Cutting edge

February 19, 1999

Stephen Salter. Professor of mechanical engineering, University of Edinburgh

The elite design engineer of the future will need to combine theoretical studies with hands-on experience in the workshop

Inventors suffer from being too early or too late with their ideas. When I was six my father gave me some magnets and told me that they were made by sending electricity through a coil. It seemed very obvious to make electricity by putting a magnet into a coil, but sad that Faraday had done so already. After magnets it was aeroplanes. I wanted to design the successor to the Spitfire and got an apprenticeship as an aircraft fitter. I learned about filing, drilling holes in the right place, wind-tunnels, test-tanks, supersonic fighters, rockets and hovercraft.

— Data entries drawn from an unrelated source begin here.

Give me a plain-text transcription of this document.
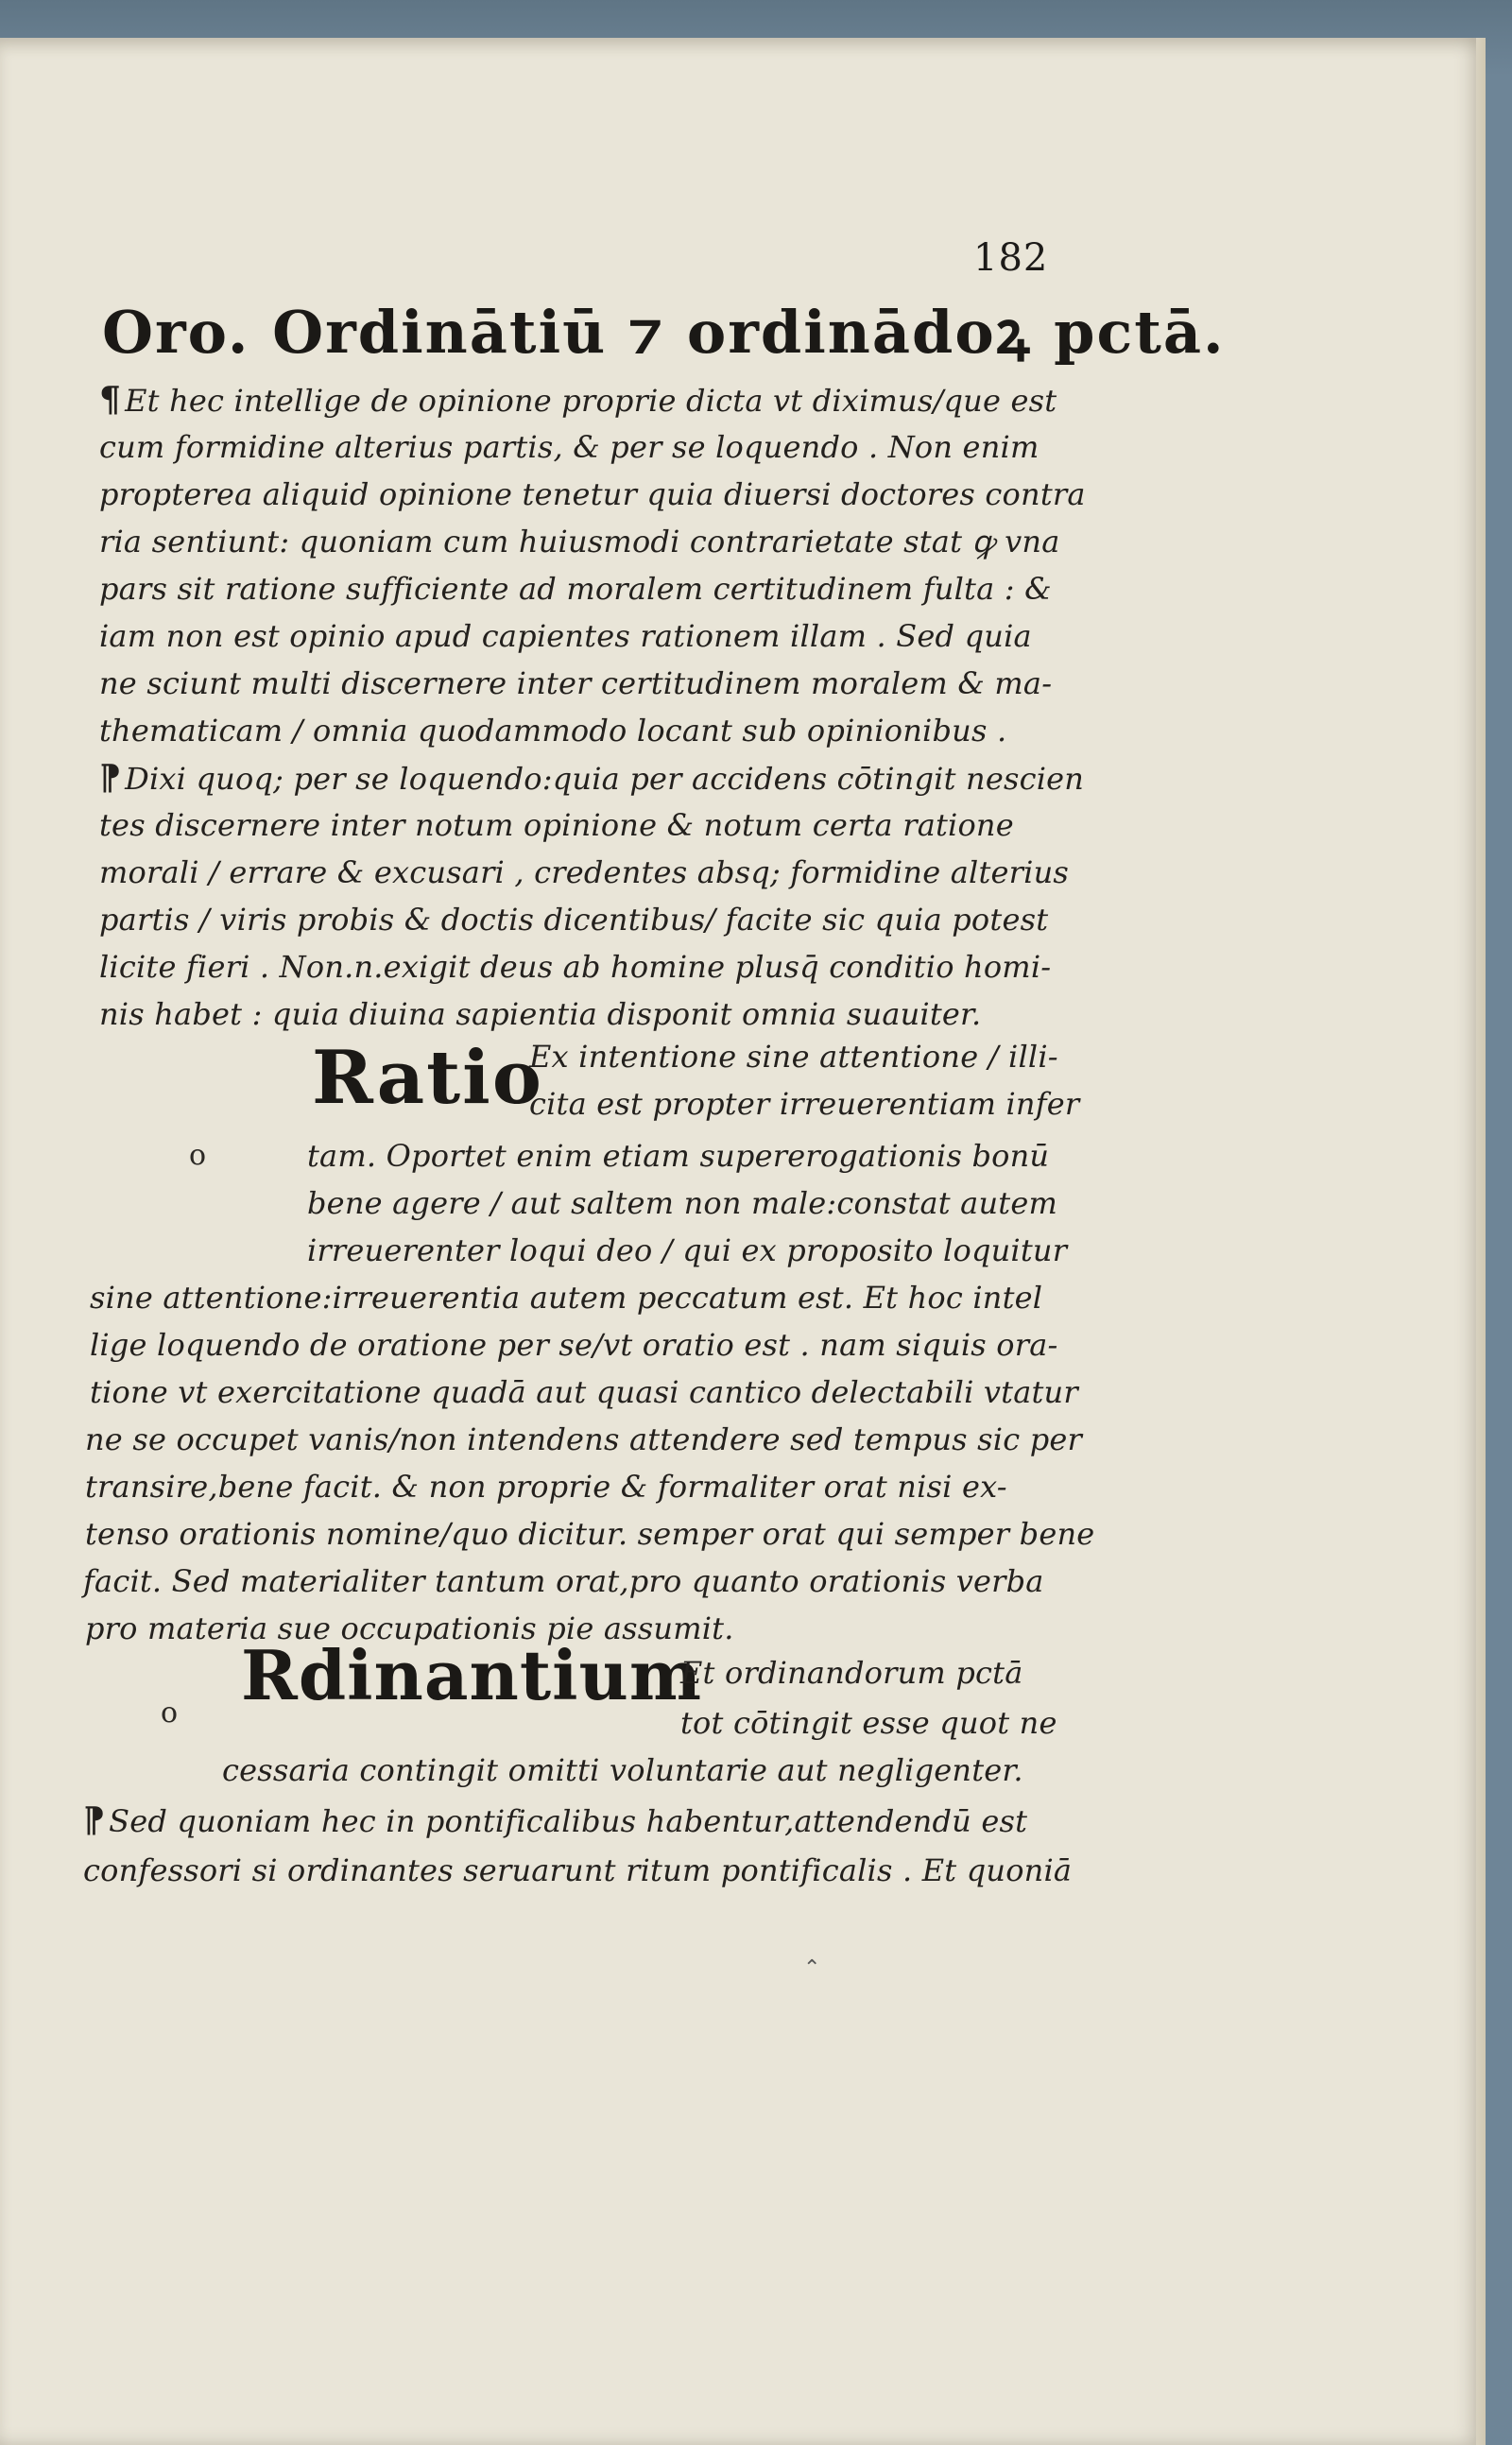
182
Oro. Ordinātiū ⁊ ordinādoꝝ pctā.
¶ Et hec intellige de opinione proprie dicta vt diximus/que est
cum formidine alterius partis, & per se loquendo . Non enim
propterea aliquid opinione tenetur quia diuersi doctores contra
ria sentiunt: quoniam cum huiusmodi contrarietate stat ꝙ vna
pars sit ratione sufficiente ad moralem certitudinem fulta : &
iam non est opinio apud capientes rationem illam . Sed quia
ne sciunt multi discernere inter certitudinem moralem & ma-
thematicam / omnia quodammodo locant sub opinionibus .
⁋ Dixi quoq; per se loquendo:quia per accidens cōtingit nescien
tes discernere inter notum opinione & notum certa ratione
morali / errare & excusari , credentes absq; formidine alterius
partis / viris probis & doctis dicentibus/ facite sic quia potest
licite fieri . Non.n.exigit deus ab homine plusq̄ conditio homi-
nis habet : quia diuina sapientia disponit omnia suauiter.
Ratio
Ex intentione sine attentione / illi-
cita est propter irreuerentiam infer
o	tam. Oportet enim etiam supererogationis bonū
bene agere / aut saltem non male:constat autem
irreuerenter loqui deo / qui ex proposito loquitur
sine attentione:irreuerentia autem peccatum est. Et hoc intel
lige loquendo de oratione per se/vt oratio est . nam siquis ora-
tione vt exercitatione quadā aut quasi cantico delectabili vtatur
ne se occupet vanis/non intendens attendere sed tempus sic per
transire,bene facit. & non proprie & formaliter orat nisi ex-
tenso orationis nomine/quo dicitur. semper orat qui semper bene
facit. Sed materialiter tantum orat,pro quanto orationis verba
pro materia sue occupationis pie assumit.
o Rdinantium
Et ordinandorum pctā
tot cōtingit esse quot ne
cessaria contingit omitti voluntarie aut negligenter.
⁋ Sed quoniam hec in pontificalibus habentur,attendendū est
confessori si ordinantes seruarunt ritum pontificalis . Et quoniā
⌃
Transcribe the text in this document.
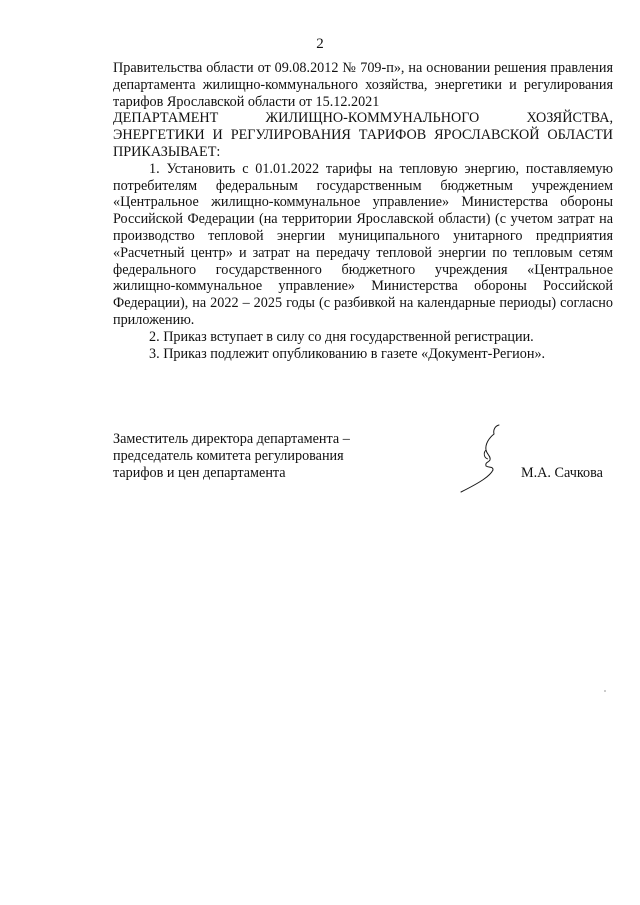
2

Правительства области от 09.08.2012 № 709-п», на основании решения правления департамента жилищно-коммунального хозяйства, энергетики и регулирования тарифов Ярославской области от 15.12.2021

ДЕПАРТАМЕНТ ЖИЛИЩНО-КОММУНАЛЬНОГО ХОЗЯЙСТВА, ЭНЕРГЕТИКИ И РЕГУЛИРОВАНИЯ ТАРИФОВ ЯРОСЛАВСКОЙ ОБЛАСТИ ПРИКАЗЫВАЕТ:

1. Установить с 01.01.2022 тарифы на тепловую энергию, поставляемую потребителям федеральным государственным бюджетным учреждением «Центральное жилищно-коммунальное управление» Министерства обороны Российской Федерации (на территории Ярославской области) (с учетом затрат на производство тепловой энергии муниципального унитарного предприятия «Расчетный центр» и затрат на передачу тепловой энергии по тепловым сетям федерального государственного бюджетного учреждения «Центральное жилищно-коммунальное управление» Министерства обороны Российской Федерации), на 2022 – 2025 годы (с разбивкой на календарные периоды) согласно приложению.

2. Приказ вступает в силу со дня государственной регистрации.

3. Приказ подлежит опубликованию в газете «Документ-Регион».

Заместитель директора департамента –
председатель комитета регулирования
тарифов и цен департамента	М.А. Сачкова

I owe my research career to the hostility of a lecturer at the Isle of Wight Technical College, who stopped me getting a university grant. As a result, I was one of the few students who were as poor as many students today and had to moonlight during my degree. This led to a meeting with a prolific inventor, Richard Gregory, who was trying to make a microscope with a scanning objective lens without knowing quite enough about machine tools. Being able to make a round shiny hole of the right diameter in the right place seemed so wonderful to him that I started working more formally on the afternoon of my final exam. Nobody ever asked about the results. By the early 1960s aeroplanes seemed to be less about beating the Luftwaffe and more about dropping atom bombs on Russians, but the chance of getting my own workshop was enough to keep me in a university, working as inventor's mate. After microscopes came a telescope camera, microphones for measuring noises from birds' eggs, robots, a moving-slit spectrograph and a computer touch-screen.

Much engineering involves making things move in the way you want but not in the way you do not. You have to understand actuators, sensors to measure errors, computers to correct them and the bearings where links join. With these skills you can work in almost any area. The greater the number of areas, the better you get because you can import different ways of thinking. Many new products are an intimate mixture of mechanics and electronics, subjects generally separated by tradition and by the jealousies of their respective professional institutions and university departments. Working at the border doubles your range.

In 1973, I started working on wave energy. This needed instrumented models, wave-gauges, test-tanks and a new kind of wave-maker that could absorb reflections. This wave-maker was an invention at the right time and there is now a flourishing industry in Edinburgh. The control idea of the wave-maker may one day be applied to the design of wafer-steppers for making microchips faster, and to improving nanometer precision.

The most rewarding feature has been the experience of a way of educating young designers found by accident during the major model and tank-building projects. If you put bright, motivated school-leavers into workshops and laboratories with skilled engineers and make them use their hands on real projects with good machines and computers, they acquire design skills, theory, three-dimensional thinking and problem-solving ability at an astonishing rate. Furthermore, they understand the need for theory and remember it. The early careers of most great engineers followed this pattern.

But many graduates today, even those with "first-class" degrees, cannot name and do not understand the functions of common cutting tools. They could never make round, shiny holes of the right diameter in the right place and they soon forget much of the theory. My final ambition is to formalise and extend these methods to produce elite design engineers.